It is pretty naive to dream stock goes up forever eventually. Even it could be true, anyone can only live limit amount of time. The time frame when you need money the most could be the time the market is way down. Retirees these years all have painful experience. Many people rush to CD, treasury and bond for safe heaven. But, I think we can do much better than that.
1. Open an account with option enabled, at least: covered call, long call/put and cash secured put.
2. When market runs up a lot and almost everyone expects it could go down, see S&P at 950 points, sell everything and keep it in cash.
3. When market come down, see S&P below 750 points, it is time to buy. But, you might be too scared to death to buy anything at that time, which is normal.
4. Instead of buying anything, you can go ahead sell SPY DEC 2010 70 puts if you believe S&P can go above 700 points by DEC 2010. If you want to take more risk, yo can sell SPY DEC 2010 90 puts (Consider S&P was as high as 1500 points, 900 points in two years is reasonable).
5. Now, you receive cash premium immediately and you can use it to do whatever you want.

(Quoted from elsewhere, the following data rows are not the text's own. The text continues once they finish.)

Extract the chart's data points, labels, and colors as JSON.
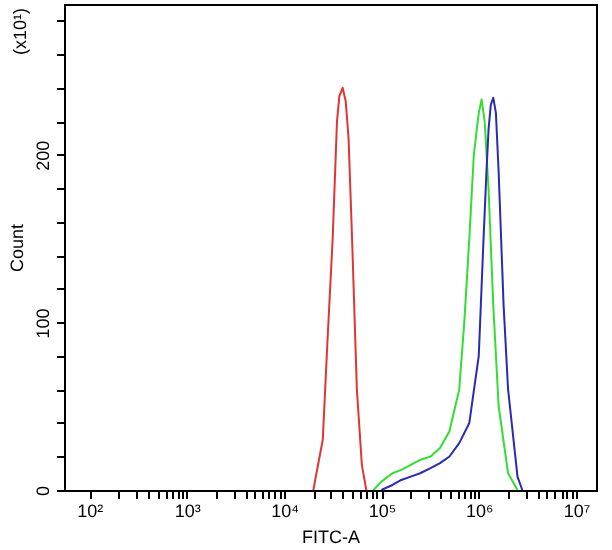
{
  "chart_data": {
    "type": "line",
    "xlabel": "FITC-A",
    "ylabel": "Count",
    "annotations": [
      "(x10¹)"
    ],
    "log": "x",
    "grid": false,
    "legend": false,
    "marker": "none",
    "line_style": "solid",
    "xlim": [
      55,
      16000000
    ],
    "ylim": [
      0,
      290
    ],
    "xticks": [
      {
        "value": 100,
        "label": "10²"
      },
      {
        "value": 200,
        "label": null
      },
      {
        "value": 300,
        "label": null
      },
      {
        "value": 400,
        "label": null
      },
      {
        "value": 500,
        "label": null
      },
      {
        "value": 600,
        "label": null
      },
      {
        "value": 700,
        "label": null
      },
      {
        "value": 800,
        "label": null
      },
      {
        "value": 900,
        "label": null
      },
      {
        "value": 1000,
        "label": "10³"
      },
      {
        "value": 2000,
        "label": null
      },
      {
        "value": 3000,
        "label": null
      },
      {
        "value": 4000,
        "label": null
      },
      {
        "value": 5000,
        "label": null
      },
      {
        "value": 6000,
        "label": null
      },
      {
        "value": 7000,
        "label": null
      },
      {
        "value": 8000,
        "label": null
      },
      {
        "value": 9000,
        "label": null
      },
      {
        "value": 10000,
        "label": "10⁴"
      },
      {
        "value": 20000,
        "label": null
      },
      {
        "value": 30000,
        "label": null
      },
      {
        "value": 40000,
        "label": null
      },
      {
        "value": 50000,
        "label": null
      },
      {
        "value": 60000,
        "label": null
      },
      {
        "value": 70000,
        "label": null
      },
      {
        "value": 80000,
        "label": null
      },
      {
        "value": 90000,
        "label": null
      },
      {
        "value": 100000,
        "label": "10⁵"
      },
      {
        "value": 200000,
        "label": null
      },
      {
        "value": 300000,
        "label": null
      },
      {
        "value": 400000,
        "label": null
      },
      {
        "value": 500000,
        "label": null
      },
      {
        "value": 600000,
        "label": null
      },
      {
        "value": 700000,
        "label": null
      },
      {
        "value": 800000,
        "label": null
      },
      {
        "value": 900000,
        "label": null
      },
      {
        "value": 1000000,
        "label": "10⁶"
      },
      {
        "value": 2000000,
        "label": null
      },
      {
        "value": 3000000,
        "label": null
      },
      {
        "value": 4000000,
        "label": null
      },
      {
        "value": 5000000,
        "label": null
      },
      {
        "value": 6000000,
        "label": null
      },
      {
        "value": 7000000,
        "label": null
      },
      {
        "value": 8000000,
        "label": null
      },
      {
        "value": 9000000,
        "label": null
      },
      {
        "value": 10000000,
        "label": "10⁷"
      }
    ],
    "yticks": [
      0,
      {
        "value": 20,
        "label": null
      },
      {
        "value": 40,
        "label": null
      },
      {
        "value": 60,
        "label": null
      },
      {
        "value": 80,
        "label": null
      },
      100,
      {
        "value": 120,
        "label": null
      },
      {
        "value": 140,
        "label": null
      },
      {
        "value": 160,
        "label": null
      },
      {
        "value": 180,
        "label": null
      },
      200,
      {
        "value": 220,
        "label": null
      },
      {
        "value": 240,
        "label": null
      },
      {
        "value": 260,
        "label": null
      },
      {
        "value": 280,
        "label": null
      }
    ],
    "series": [
      {
        "color": "#e03535",
        "x": [
          20000,
          25000,
          28000,
          31600,
          35000,
          37000,
          40000,
          43000,
          46000,
          50000,
          56000,
          63000,
          70000
        ],
        "values": [
          0,
          30,
          90,
          150,
          220,
          235,
          240,
          232,
          210,
          150,
          60,
          15,
          0
        ]
      },
      {
        "color": "#33dd33",
        "x": [
          83000,
          100000,
          130000,
          160000,
          200000,
          250000,
          320000,
          400000,
          500000,
          630000,
          710000,
          800000,
          890000,
          1000000,
          1070000,
          1150000,
          1260000,
          1410000,
          1600000,
          2000000,
          2500000
        ],
        "values": [
          0,
          5,
          10,
          12,
          15,
          18,
          20,
          25,
          35,
          60,
          100,
          150,
          200,
          225,
          233,
          220,
          180,
          110,
          50,
          10,
          0
        ]
      },
      {
        "color": "#2a2ab5",
        "x": [
          100000,
          130000,
          160000,
          200000,
          250000,
          320000,
          400000,
          500000,
          630000,
          800000,
          1000000,
          1120000,
          1200000,
          1260000,
          1330000,
          1410000,
          1500000,
          1600000,
          1800000,
          2000000,
          2500000,
          2800000
        ],
        "values": [
          0,
          3,
          6,
          8,
          10,
          13,
          16,
          20,
          28,
          40,
          80,
          150,
          190,
          215,
          230,
          234,
          225,
          190,
          110,
          60,
          8,
          0
        ]
      }
    ]
  }
}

Use it to buy CD, or withdraw it to pay your bill, etc.
6. The original principal in your account becomes the collateral for your underwriting put and it is put into money market account (Fidelity calls it cash reserve fund) to generate interest. But, you cannot touch it until DEC 2010, which is good thing because it prevents you doing anything stupid.
Mr. Buffett did exactly the same thing and he did it when S&P was still at 1300 points. Even we do it now, which I actually think we should do it when S&P below 750, we still have lots of safty coushion. You might think this approach might be too conservative and it could miss the opportunity. Well, 300 points for a year is a lot for S&P if it is not the best in history.